If he is recently shod check his shoes to make sure his front shoes are not too long he may be clicking because of that... he may have changed his gate due to soreness and it made him click


----------



## Spyder (Jul 27, 2008)

twogeldings said:


> Sammy has a BIG stride, it's sometimes hard to keep up with even if he's going slow. But today I was bringing him in from the pasture to put him in the paddock and noticed (also heard) his left back hoof clunking into the bottom of his front hoof. :shock:
> 
> I've never seen this happen before. Is soreness a possibility? He cantered/bucked/trotted a LOT today (Loki really hyped him up -eyeroll-). Normally he just putters along at a walk, but he was really working it today. Cantering from one side of the pasture to the other (it's 5 acres), trotting after Loki, kicking at Loki with the back hooves because Loki kept nipping on his rump, bucking and jumping just because the weathers fine, the grass is green, and those are three geldings feeling darned full of themselves.
> 
> ...


 
It is called forging and is the result of the front leg not breaking over fast enough. Young unbalanced horses will forge also.

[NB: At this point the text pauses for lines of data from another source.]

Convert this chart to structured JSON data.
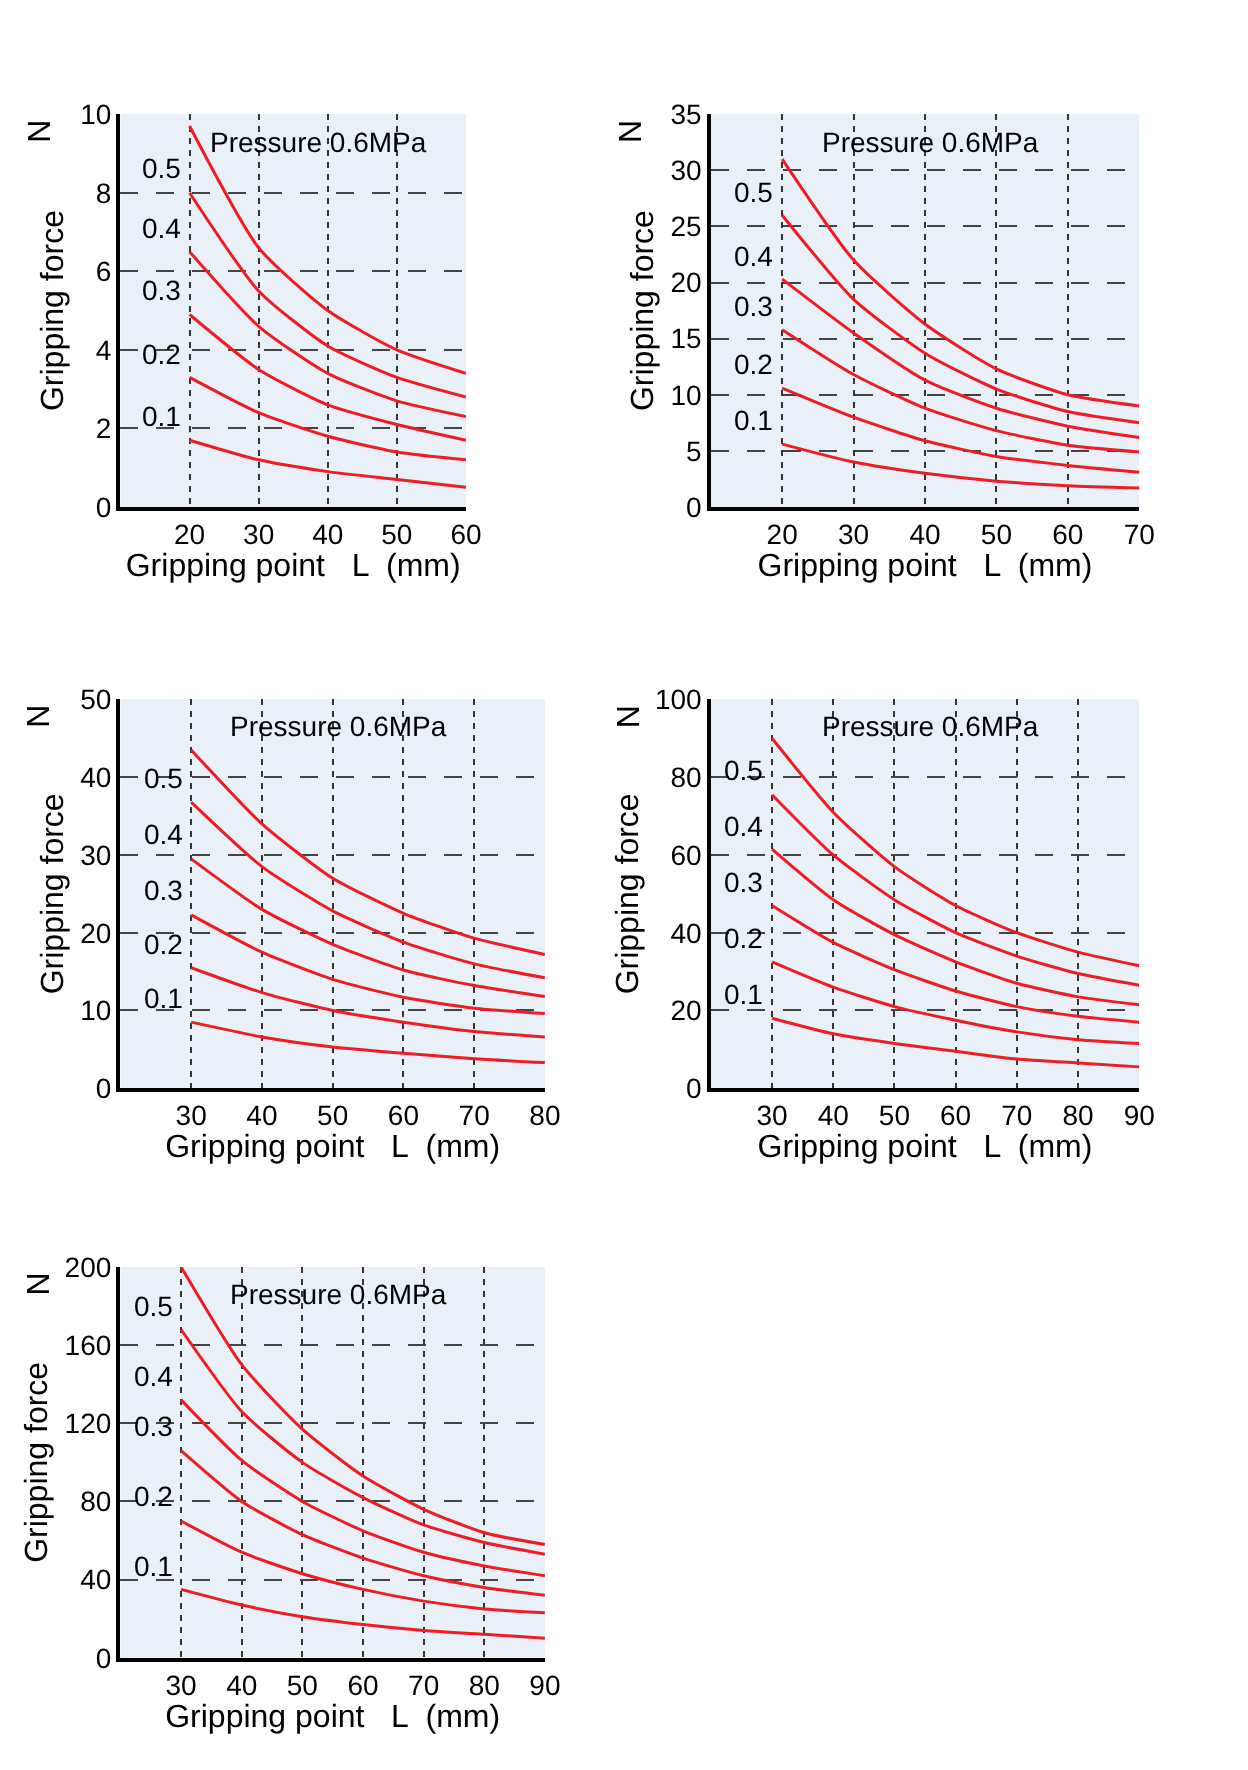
{
  "chart_data": [
    {
      "type": "line",
      "xlabel": "Gripping point   L  (mm)",
      "ylabel": "Gripping force",
      "annotations": [
        "Pressure 0.6MPa",
        "N"
      ],
      "grid": true,
      "legend": false,
      "marker": "none",
      "line_style": "solid",
      "xlim": [
        10,
        60
      ],
      "xticks": [
        20,
        30,
        40,
        50,
        60
      ],
      "ylim": [
        0,
        10
      ],
      "yticks": [
        0,
        2,
        4,
        6,
        8,
        10
      ],
      "x": [
        20,
        30,
        40,
        50,
        60
      ],
      "series": [
        {
          "color": "#ee1c25",
          "values": [
            9.7,
            6.6,
            5.0,
            4.0,
            3.4
          ]
        },
        {
          "name": "0.5",
          "color": "#ee1c25",
          "values": [
            8.0,
            5.5,
            4.1,
            3.3,
            2.8
          ]
        },
        {
          "name": "0.4",
          "color": "#ee1c25",
          "values": [
            6.5,
            4.6,
            3.4,
            2.7,
            2.3
          ]
        },
        {
          "name": "0.3",
          "color": "#ee1c25",
          "values": [
            4.9,
            3.5,
            2.6,
            2.1,
            1.7
          ]
        },
        {
          "name": "0.2",
          "color": "#ee1c25",
          "values": [
            3.3,
            2.4,
            1.8,
            1.4,
            1.2
          ]
        },
        {
          "name": "0.1",
          "color": "#ee1c25",
          "values": [
            1.7,
            1.2,
            0.9,
            0.7,
            0.5
          ]
        }
      ]
    },
    {
      "type": "line",
      "xlabel": "Gripping point   L  (mm)",
      "ylabel": "Gripping force",
      "annotations": [
        "Pressure 0.6MPa",
        "N"
      ],
      "grid": true,
      "legend": false,
      "marker": "none",
      "line_style": "solid",
      "xlim": [
        10,
        70
      ],
      "xticks": [
        20,
        30,
        40,
        50,
        60,
        70
      ],
      "ylim": [
        0,
        35
      ],
      "yticks": [
        0,
        5,
        10,
        15,
        20,
        25,
        30,
        35
      ],
      "x": [
        20,
        30,
        40,
        50,
        60,
        70
      ],
      "series": [
        {
          "color": "#ee1c25",
          "values": [
            31,
            22,
            16.3,
            12.3,
            10,
            9
          ]
        },
        {
          "name": "0.5",
          "color": "#ee1c25",
          "values": [
            26,
            18.5,
            13.7,
            10.5,
            8.5,
            7.5
          ]
        },
        {
          "name": "0.4",
          "color": "#ee1c25",
          "values": [
            20.3,
            15.5,
            11.3,
            8.8,
            7.2,
            6.2
          ]
        },
        {
          "name": "0.3",
          "color": "#ee1c25",
          "values": [
            15.8,
            11.8,
            8.8,
            6.8,
            5.5,
            4.9
          ]
        },
        {
          "name": "0.2",
          "color": "#ee1c25",
          "values": [
            10.6,
            8,
            5.9,
            4.5,
            3.7,
            3.1
          ]
        },
        {
          "name": "0.1",
          "color": "#ee1c25",
          "values": [
            5.6,
            4.0,
            3.0,
            2.3,
            1.9,
            1.7
          ]
        }
      ]
    },
    {
      "type": "line",
      "xlabel": "Gripping point   L  (mm)",
      "ylabel": "Gripping force",
      "annotations": [
        "Pressure 0.6MPa",
        "N"
      ],
      "grid": true,
      "legend": false,
      "marker": "none",
      "line_style": "solid",
      "xlim": [
        20,
        80
      ],
      "xticks": [
        30,
        40,
        50,
        60,
        70,
        80
      ],
      "ylim": [
        0,
        50
      ],
      "yticks": [
        0,
        10,
        20,
        30,
        40,
        50
      ],
      "x": [
        30,
        40,
        50,
        60,
        70,
        80
      ],
      "series": [
        {
          "color": "#ee1c25",
          "values": [
            43.5,
            34,
            27,
            22.5,
            19.3,
            17.2
          ]
        },
        {
          "name": "0.5",
          "color": "#ee1c25",
          "values": [
            36.8,
            28.5,
            22.8,
            18.8,
            16,
            14.2
          ]
        },
        {
          "name": "0.4",
          "color": "#ee1c25",
          "values": [
            29.5,
            23,
            18.5,
            15.2,
            13.2,
            11.8
          ]
        },
        {
          "name": "0.3",
          "color": "#ee1c25",
          "values": [
            22.3,
            17.5,
            14,
            11.7,
            10.3,
            9.6
          ]
        },
        {
          "name": "0.2",
          "color": "#ee1c25",
          "values": [
            15.5,
            12.3,
            10,
            8.5,
            7.3,
            6.6
          ]
        },
        {
          "name": "0.1",
          "color": "#ee1c25",
          "values": [
            8.5,
            6.6,
            5.3,
            4.5,
            3.8,
            3.3
          ]
        }
      ]
    },
    {
      "type": "line",
      "xlabel": "Gripping point   L  (mm)",
      "ylabel": "Gripping force",
      "annotations": [
        "Pressure 0.6MPa",
        "N"
      ],
      "grid": true,
      "legend": false,
      "marker": "none",
      "line_style": "solid",
      "xlim": [
        20,
        90
      ],
      "xticks": [
        30,
        40,
        50,
        60,
        70,
        80,
        90
      ],
      "ylim": [
        0,
        100
      ],
      "yticks": [
        0,
        20,
        40,
        60,
        80,
        100
      ],
      "x": [
        30,
        40,
        50,
        60,
        70,
        80,
        90
      ],
      "series": [
        {
          "color": "#ee1c25",
          "values": [
            90,
            71,
            57,
            47,
            40,
            35,
            31.5
          ]
        },
        {
          "name": "0.5",
          "color": "#ee1c25",
          "values": [
            75.5,
            60,
            48.5,
            40,
            34,
            29.5,
            26.5
          ]
        },
        {
          "name": "0.4",
          "color": "#ee1c25",
          "values": [
            61.5,
            48.5,
            39.5,
            32.5,
            27,
            23.5,
            21.5
          ]
        },
        {
          "name": "0.3",
          "color": "#ee1c25",
          "values": [
            47,
            37.5,
            30.5,
            25,
            21,
            18.5,
            17
          ]
        },
        {
          "name": "0.2",
          "color": "#ee1c25",
          "values": [
            32.5,
            26,
            21,
            17.5,
            14.5,
            12.5,
            11.5
          ]
        },
        {
          "name": "0.1",
          "color": "#ee1c25",
          "values": [
            18,
            14,
            11.5,
            9.5,
            7.5,
            6.5,
            5.5
          ]
        }
      ]
    },
    {
      "type": "line",
      "xlabel": "Gripping point   L  (mm)",
      "ylabel": "Gripping force",
      "annotations": [
        "Pressure 0.6MPa",
        "N"
      ],
      "grid": true,
      "legend": false,
      "marker": "none",
      "line_style": "solid",
      "xlim": [
        20,
        90
      ],
      "xticks": [
        30,
        40,
        50,
        60,
        70,
        80,
        90
      ],
      "ylim": [
        0,
        200
      ],
      "yticks": [
        0,
        40,
        80,
        120,
        160,
        200
      ],
      "x": [
        30,
        40,
        50,
        60,
        70,
        80,
        90
      ],
      "series": [
        {
          "color": "#ee1c25",
          "values": [
            200,
            150,
            117,
            93,
            76,
            64,
            58
          ]
        },
        {
          "name": "0.5",
          "color": "#ee1c25",
          "values": [
            168,
            126,
            100,
            82,
            68,
            59,
            53
          ]
        },
        {
          "name": "0.4",
          "color": "#ee1c25",
          "values": [
            132,
            101,
            80,
            65,
            54,
            47,
            42
          ]
        },
        {
          "name": "0.3",
          "color": "#ee1c25",
          "values": [
            106,
            80,
            63,
            51,
            42,
            36,
            32
          ]
        },
        {
          "name": "0.2",
          "color": "#ee1c25",
          "values": [
            70,
            54,
            43,
            35,
            29,
            25,
            23
          ]
        },
        {
          "name": "0.1",
          "color": "#ee1c25",
          "values": [
            35,
            27,
            21,
            17,
            14,
            12,
            10
          ]
        }
      ]
    }
  ]
}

Usual fix is to have the front hoof toe rolled (if no shoes) or have the shoes themselves rolled so the toe breaks over and leaves the ground faster therefore allowing the hind foot a spot to put that foot.

Another possible fix is to set the rear shoes slightly back but that is done usually only when all other fixes fail.


----------



## luvs2ride1979 (Nov 9, 2007)

If he's barefoot, have the front toes taken back shorter, so the front feet roll over and take off quicker. He could have some heel imbalance too.


----------